Dominique Ottavi : mettre en lumière une doxa

Dominique Ottavi - Chaire de recherche Collège des Bernardins - Transmettre/Apprendre - Marcel GauchetVoir l’enfant comme l’auteur de ses apprentissages, voilà une idée forte qui s’est imposée dans la vision actuelle de l’éducation. Une idée qui peut être contestée mais qui mérite un détour dans l’histoire des idées et que s’est proposé de faire Dominique Ottavi.
Pour mettre en lumière les fils qui constituent cette doxa, Dominique Ottavi a souhaité revenir dans un premier temps sur l’influence du philosophe Spencer (1820-1903).
Pour le penseur Kieran Egan (1942), Spencer a joué un rôle considérable dans l’élaboration et la diffusion de cette idée forte. Il lui attribue cinq types d’influences :

  • l’idée que le curriculum des études doit se régler sur le développement psychologique, naturel de l’enfant ;
  • l’idée que la pensée naturelle quand elle n’est pas contrariée par les préjugés  se tourne vers la science (ce qui entraîne chez lui des options pédagogiques : contestation des humanités…) ;
  • l’idée que l’enseignement doit passer par le concret ;
  • l’idée, influencée par la théorie de l’Évolution, que l’enfant évolue du « simple vers le complexe » ;
  • l’idée que l’enfant ‘reparcourt’ un certain nombre d’étapes qui ont été celles que les êtres vivants ont parcouru antérieurement.
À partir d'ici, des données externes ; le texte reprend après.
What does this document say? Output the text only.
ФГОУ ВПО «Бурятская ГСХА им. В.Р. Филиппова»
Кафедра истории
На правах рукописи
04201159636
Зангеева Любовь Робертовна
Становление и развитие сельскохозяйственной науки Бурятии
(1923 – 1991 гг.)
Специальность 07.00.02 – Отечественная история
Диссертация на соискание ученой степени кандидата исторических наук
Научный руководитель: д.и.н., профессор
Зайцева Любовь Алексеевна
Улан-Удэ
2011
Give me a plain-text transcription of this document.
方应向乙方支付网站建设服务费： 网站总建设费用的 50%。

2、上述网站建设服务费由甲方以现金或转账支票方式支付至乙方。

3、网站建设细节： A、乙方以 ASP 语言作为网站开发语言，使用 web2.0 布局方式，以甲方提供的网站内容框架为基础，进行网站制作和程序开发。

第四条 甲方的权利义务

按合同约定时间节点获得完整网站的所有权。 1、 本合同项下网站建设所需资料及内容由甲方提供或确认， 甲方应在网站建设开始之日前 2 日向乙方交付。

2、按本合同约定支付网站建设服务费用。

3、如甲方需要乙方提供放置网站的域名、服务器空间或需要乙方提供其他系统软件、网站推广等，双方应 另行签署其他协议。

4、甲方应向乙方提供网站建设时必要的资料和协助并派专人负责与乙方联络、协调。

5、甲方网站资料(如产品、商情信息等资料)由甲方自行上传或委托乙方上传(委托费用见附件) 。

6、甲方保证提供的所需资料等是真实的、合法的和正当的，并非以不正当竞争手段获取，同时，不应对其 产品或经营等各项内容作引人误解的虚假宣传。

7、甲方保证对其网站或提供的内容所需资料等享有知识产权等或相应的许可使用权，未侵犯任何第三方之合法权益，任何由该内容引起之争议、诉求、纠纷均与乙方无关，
Il faudrait aussi ajouter l’idée, fortement marquée par la lecture de Rousseau, qu’il faut laisser l’enfant expérimenter à sa guise, faire peser le moins d’autorité possible sur lui.

La figure de Spencer est doublement intéressante car il articule des éléments de l’utilitarisme avec l’héritage du XVIIIe siècle et intègre les idées les plus novatrices de son époque : il représentait la modernité pédagogique.

Dans cette histoire des idées, les évolutionnistes ont eu aussi un poids important.
Ils se sont occupés de l’enfant et ont contribué à changer le regard qu’on portait sur lui et son éducation.
La théorie évolutionniste considère l’enfant comme un être autonome habité par une force vitale qui le dépasse et qui va le conduire à apprendre. Cette idée se retrouve dans L’âme de l’enfant de Wilhem Preyer et chez Darwin.
Néanmoins, le terme évolutionniste recouvre une grande diversité qu’il ne faudrait pas simplifier. La question du langage est par exemple au cœur de la pensée d’Hippolyte Taine (1828-1893) : le langage témoigne du développement intellectuel de l’enfant et l’enfant se l’approprie selon ses moyens, mais disparaît chez Darwin. Un effacement qui est quelque chose de particulièrement frappant dans l’évolution de la psychologie de l’enfant.

Dominique Ottavi a souhaité insister sur le caractère complexe et pluriel des origines de cette doxa. Les ramifications de cette opinion simplifiée sont multiples et témoignent en réalité d’une réflexion riche sur l’éducation. L’évolution de l’Institut Jean-Jacques Rousseau à Genève fondé en 1912, à l’origine destiné à être un laboratoire des pédagogies nouvelles, a finalement concouru à étouffer cette effervescence.
Selon Dominique Ottavi, cet Institut a fait passer pour des évidences ce qui n’était qu’une hypothèse, un chantier de recherches : que le processus éducatif soit centré sur l’enfant et non le contraire est devenu un mot d’ordre. La devise de l’Institut est claire : « Le maître apprend de l’enfant ».

Transmettre – Apprendre est un séminaire émanant du département Sociétés humaines et responsabilités éducatives.
Ce cycle de conférences est placé sous la direction de Marcel Gauchet, directeur de recherches à l’École des hautes études en sciences sociales, et titulaire de la Chaire du Collège des Bernardins 2010 – 2011.